Already, this extensibility has been put to use by Syncsort professional services. They’ve created new packages for special rounding, advanced math, and three different data pivot styles. Data scientists can use this framework for specialized algorithms. Once created, if you wish to share your new bit of functionality, you can place it in the Syncsort knowledge base. Already, the new capabilities that our own people have created are available in that library under Utilities. Over time, the library will expand, and when you need something unusual to take on your particular breed of flying monkeys, that will be the first place to look.

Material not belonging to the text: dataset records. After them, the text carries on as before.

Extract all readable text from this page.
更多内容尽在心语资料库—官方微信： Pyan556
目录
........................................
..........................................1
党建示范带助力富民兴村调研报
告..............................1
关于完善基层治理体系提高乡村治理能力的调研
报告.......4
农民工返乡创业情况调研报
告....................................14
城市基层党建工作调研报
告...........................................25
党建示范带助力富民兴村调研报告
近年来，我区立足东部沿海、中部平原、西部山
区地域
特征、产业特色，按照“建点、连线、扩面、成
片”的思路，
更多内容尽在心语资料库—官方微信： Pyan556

Add Apache Spark to the frameworks supported by Intelligent eXecution
The brains of DMX/DMX-h 9.0 is in the new addition to its Intelligent eXecution layer. IX already insulates the data processing job designer from the type of execution framework. If you’re trying to design a data integration job in a modern data architecture, you never know what that will have to be executed on. The last thing you want to have to do is re-build all your design work when a new framework matures.
A few years back, MapReduce 1.x was the only way to execute data processing on a Hadoop cluster. Then, MapReduce 2.x with YARN became the standard. Now, Spark is the dominant framework for new cluster data processing development. Syncsort customers had the advantage of designing once, executing in MapReduce 1.x, then moving to MapReduce 2.x without doing anything more than changing a few settings. DMX/DMX-h 9.0 gives you the same ability with Spark. Syncsort’s goal is to support new frameworks as they become needed, so Syncsort customers don’t have to worry about what twists or turns in the path will come next.
Syncsort simplifies your big data integration challenge by future-proofing job designs. Design once, and you can deploy the same job on Linux, UNIX or Windows, on a server, in an on-premise cluster, or in the cloud, and now in MapReduce or Spark. Using Syncsort means never having to re-do your data processing job design work, regardless of how much the big data technology landscape shifts.
And More …
Version 9.0 had lots more new features, improved support for security, governance, and compliance, and expanded cloud capabilities with Google Cloud Storage support, among other things.
Simply follow the yellow-brick … or simply use Syncsort DMX/DMX-h 9.0 and you’ll find your way.